THREE quarters of doctors have seen a “marked increase” in the number of patients using the internet to self-diagnose themselves in the last year, a study has found.
A survey of 300 GPs across the UK revealed 76 per cent had seen a rise in people going online to research suspected conditions before visiting a doctor.
Experts have warned the growth of online data and popularity of health apps on smartphones and tablets are making people “unnecessarily worried”.
It follows another YouGov survey of 2,000 people which found a third of Britons regularly “self-diagnose” on the internet before booking an appointment with a GP, and 15 per cent own a health app.
The survey of GPs was carried ahead of the Astellas Innovation Debate at the Royal Institution of Great Britain on Thursday, which will consider how DNA and “data revolutions” are affecting healthcare.
Some 82 per cent of GPs said they had concerns that the “mass of data and home readings” are making people unnecessarily worried about their health, while 88 per cent agreed it would lead to an increase in “worried well” patients wanting appointments.
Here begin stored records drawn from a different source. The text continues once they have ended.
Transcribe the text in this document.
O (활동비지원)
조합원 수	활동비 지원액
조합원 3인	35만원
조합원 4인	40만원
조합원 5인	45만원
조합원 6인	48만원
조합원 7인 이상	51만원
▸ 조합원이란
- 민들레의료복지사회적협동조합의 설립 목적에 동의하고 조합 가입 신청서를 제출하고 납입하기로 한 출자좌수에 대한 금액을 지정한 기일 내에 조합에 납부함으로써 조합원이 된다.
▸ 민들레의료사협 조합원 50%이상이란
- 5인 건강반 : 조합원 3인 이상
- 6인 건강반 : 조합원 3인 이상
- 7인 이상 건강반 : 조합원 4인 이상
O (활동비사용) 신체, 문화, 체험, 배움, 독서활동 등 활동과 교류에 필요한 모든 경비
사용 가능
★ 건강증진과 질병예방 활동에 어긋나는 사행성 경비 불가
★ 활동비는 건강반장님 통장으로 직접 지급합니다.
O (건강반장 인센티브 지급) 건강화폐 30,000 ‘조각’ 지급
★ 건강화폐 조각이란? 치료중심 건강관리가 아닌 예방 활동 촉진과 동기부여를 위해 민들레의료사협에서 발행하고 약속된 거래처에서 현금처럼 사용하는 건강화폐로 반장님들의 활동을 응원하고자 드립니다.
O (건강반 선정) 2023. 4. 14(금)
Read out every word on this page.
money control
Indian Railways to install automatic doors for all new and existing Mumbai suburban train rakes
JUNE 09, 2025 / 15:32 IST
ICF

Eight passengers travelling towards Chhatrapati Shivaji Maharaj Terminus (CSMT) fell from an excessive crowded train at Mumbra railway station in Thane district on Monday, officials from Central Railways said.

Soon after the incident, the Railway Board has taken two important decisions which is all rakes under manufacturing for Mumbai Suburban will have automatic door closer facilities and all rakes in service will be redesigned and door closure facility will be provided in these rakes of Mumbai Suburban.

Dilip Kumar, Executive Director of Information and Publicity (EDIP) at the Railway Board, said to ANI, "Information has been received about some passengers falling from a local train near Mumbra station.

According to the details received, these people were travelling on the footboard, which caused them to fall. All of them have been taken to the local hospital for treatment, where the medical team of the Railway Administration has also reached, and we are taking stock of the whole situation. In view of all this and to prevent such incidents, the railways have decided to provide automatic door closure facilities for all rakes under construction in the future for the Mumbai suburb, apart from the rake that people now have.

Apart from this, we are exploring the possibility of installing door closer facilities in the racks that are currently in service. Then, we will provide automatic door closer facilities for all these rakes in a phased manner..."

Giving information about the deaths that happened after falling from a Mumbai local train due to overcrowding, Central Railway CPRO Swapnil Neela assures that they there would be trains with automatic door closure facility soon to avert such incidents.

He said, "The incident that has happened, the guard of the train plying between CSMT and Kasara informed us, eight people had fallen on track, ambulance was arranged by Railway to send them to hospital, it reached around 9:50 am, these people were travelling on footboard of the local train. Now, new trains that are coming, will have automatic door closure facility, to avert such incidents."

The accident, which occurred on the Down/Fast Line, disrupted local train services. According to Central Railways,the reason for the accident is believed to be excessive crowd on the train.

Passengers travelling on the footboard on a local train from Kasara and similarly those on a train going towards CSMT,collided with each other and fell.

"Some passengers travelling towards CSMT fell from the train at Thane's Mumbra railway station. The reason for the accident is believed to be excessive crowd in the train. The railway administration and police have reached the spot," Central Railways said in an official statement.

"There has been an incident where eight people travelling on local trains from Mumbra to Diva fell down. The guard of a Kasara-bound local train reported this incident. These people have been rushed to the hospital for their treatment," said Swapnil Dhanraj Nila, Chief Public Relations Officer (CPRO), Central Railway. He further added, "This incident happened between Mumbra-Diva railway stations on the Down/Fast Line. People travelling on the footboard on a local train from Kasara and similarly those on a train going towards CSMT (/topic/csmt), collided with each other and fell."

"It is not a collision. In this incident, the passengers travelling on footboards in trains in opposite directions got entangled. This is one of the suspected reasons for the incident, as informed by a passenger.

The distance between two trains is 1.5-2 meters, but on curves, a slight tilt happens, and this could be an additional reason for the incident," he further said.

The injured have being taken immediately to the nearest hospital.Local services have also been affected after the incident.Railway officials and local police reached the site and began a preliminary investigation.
One in five said they had seen an increase in the number of patients presenting data generated from health apps and smart devices during appointments, while 15 per cent had seen a rise in patients showing the results of privately paid-for genetic tests. Four in five GPs said that they would struggle to trust its accuracy unless it was validated and from a reliable source.
Professor Lionel Tarassenko, a fellow of the Royal Academy of Engineering and the Academy of Medical Sciences, said: “Digital health technology is rapidly changing the dynamic between patients and healthcare professionals. With the rise of smartphones, more and more of us are carrying devices in our pockets that can generate huge amounts of data about our health in just seconds.”